Volver la espalda a la historia en estos momentos es una actitud suicida. Lo queramos o no,
la historia está presente en nuestro alrededor y es una de las
fuentes más eficaces de convicción, de formación de opinión en materias
relativas a la sociedad. Las legitimaciones históricas están tras una gran parte de los conflictos
políticos actuales, y no sólo de los conflictos entre países, pueblos y etnias, sino de los
que se producen en el interior mismo de las sociedades de cada país (el racismo, por ejemplo,
tiene mucho más que ver con la historia que con la biología).No podemos despreocuparnos de la
función social de la historia, porque lo que nos estamos jugando es demasiado
trascendental. Y si bien es verdad que los viejos métodos nos han fallado y que
la confusión ecléctica que ha venido a reemplazarlos nos sirve de poco, nuestra respuesta no
puede ser la de abandonar el campo, sino la de esforzarnos en recuperar unos
fundamentos teóricos y metodológicos sólidos, que hagan posible que nuestro trabajo pueda
volver a ponernos en contacto con los problemas reales de los hombres y mujeres de
nuestro mundo. Y que nos han de llevar, de paso, a reemprender el proyecto, hasta hoy no
realizado, de construir una historia de todos,  capaz de combatir con las armas de la razón
los prejuicios  y la irracionalidad que dominan en nuestras sociedades. Una historia que
nos devuelva la voluntad de planear y construir el futuro, ahora que sabemos que es necesario
participar activamente en la tarea, porque no está determinada y depende de nosotros.

Frangois Jacob ha dicho: «Somos una terrible mezcla de ácidos nucleicos y de recuerdos,


de deseos y de proteínas.
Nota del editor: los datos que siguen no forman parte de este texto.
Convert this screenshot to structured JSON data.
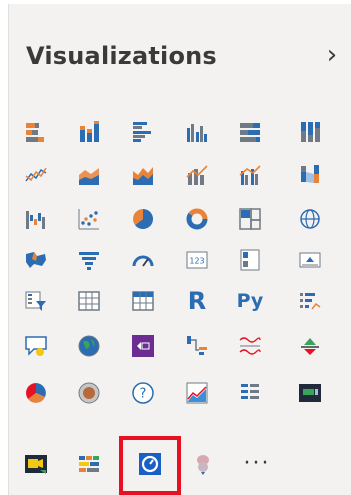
{
  "pane": {
    "title": "Visualizations",
    "collapse_icon": "chevron-right-icon",
    "collapse_glyph": "›"
  },
  "colors": {
    "accent_blue": "#2b6cb3",
    "accent_orange": "#e8833a",
    "accent_gray": "#6f7a84",
    "selection_red": "#e81123",
    "purple": "#6b2d91",
    "teal_dark": "#1f2a3a"
  },
  "visuals": [
    {
      "name": "stacked-bar-chart-icon"
    },
    {
      "name": "stacked-column-chart-icon"
    },
    {
      "name": "clustered-bar-chart-icon"
    },
    {
      "name": "clustered-column-chart-icon"
    },
    {
      "name": "100-stacked-bar-chart-icon"
    },
    {
      "name": "100-stacked-column-chart-icon"
    },
    {
      "name": "line-chart-icon"
    },
    {
      "name": "area-chart-icon"
    },
    {
      "name": "stacked-area-chart-icon"
    },
    {
      "name": "line-and-stacked-column-chart-icon"
    },
    {
      "name": "line-and-clustered-column-chart-icon"
    },
    {
      "name": "ribbon-chart-icon"
    },
    {
      "name": "waterfall-chart-icon"
    },
    {
      "name": "scatter-chart-icon"
    },
    {
      "name": "pie-chart-icon"
    },
    {
      "name": "donut-chart-icon"
    },
    {
      "name": "treemap-icon"
    },
    {
      "name": "map-icon"
    },
    {
      "name": "filled-map-icon"
    },
    {
      "name": "funnel-icon"
    },
    {
      "name": "gauge-icon"
    },
    {
      "name": "card-icon",
      "text": "123"
    },
    {
      "name": "multi-row-card-icon"
    },
    {
      "name": "kpi-icon"
    },
    {
      "name": "slicer-icon"
    },
    {
      "name": "table-icon"
    },
    {
      "name": "matrix-icon"
    },
    {
      "name": "r-script-visual-icon",
      "text": "R"
    },
    {
      "name": "python-visual-icon",
      "text": "Py"
    },
    {
      "name": "key-influencers-icon"
    },
    {
      "name": "qna-icon"
    },
    {
      "name": "globe-map-icon"
    },
    {
      "name": "power-apps-icon"
    },
    {
      "name": "decomposition-tree-icon"
    },
    {
      "name": "smart-narrative-icon"
    },
    {
      "name": "paginated-report-icon"
    },
    {
      "name": "arcgis-map-icon"
    },
    {
      "name": "shape-map-icon"
    },
    {
      "name": "question-icon",
      "text": "?"
    },
    {
      "name": "kpi-line-icon"
    },
    {
      "name": "sort-list-icon"
    },
    {
      "name": "custom-visual-dark-icon"
    },
    {
      "name": "video-visual-icon"
    },
    {
      "name": "column-matrix-icon"
    },
    {
      "name": "selected-custom-visual-icon"
    },
    {
      "name": "brain-icon"
    },
    {
      "name": "more-visuals-icon",
      "text": "···"
    }
  ]
}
El siglo que acaba se ha ocupado mucho de ácidos
nucleicos y proteínas. El que llega se centrará en los recuerdos y los deseos. ¿Sabrá resolver
estas cuestiones?». Que lo consiga o no dependerá en buena medida de los historiadores, que
son los únicos que pueden ocuparse de la ciencia de los recuerdos, si consiguen
estar a la altura de la tarea, si dejan a un lado las estériles liturgias académicas y se ponen a
crear las nuevas herramientas teóricas que se necesitan para analizar los problemas de una
realidad que no encaja en los viejos esquemas en que se educaron y que no tiene nada que ver
con los sortilegios verbales con que se ha pretendido reemplazarlos.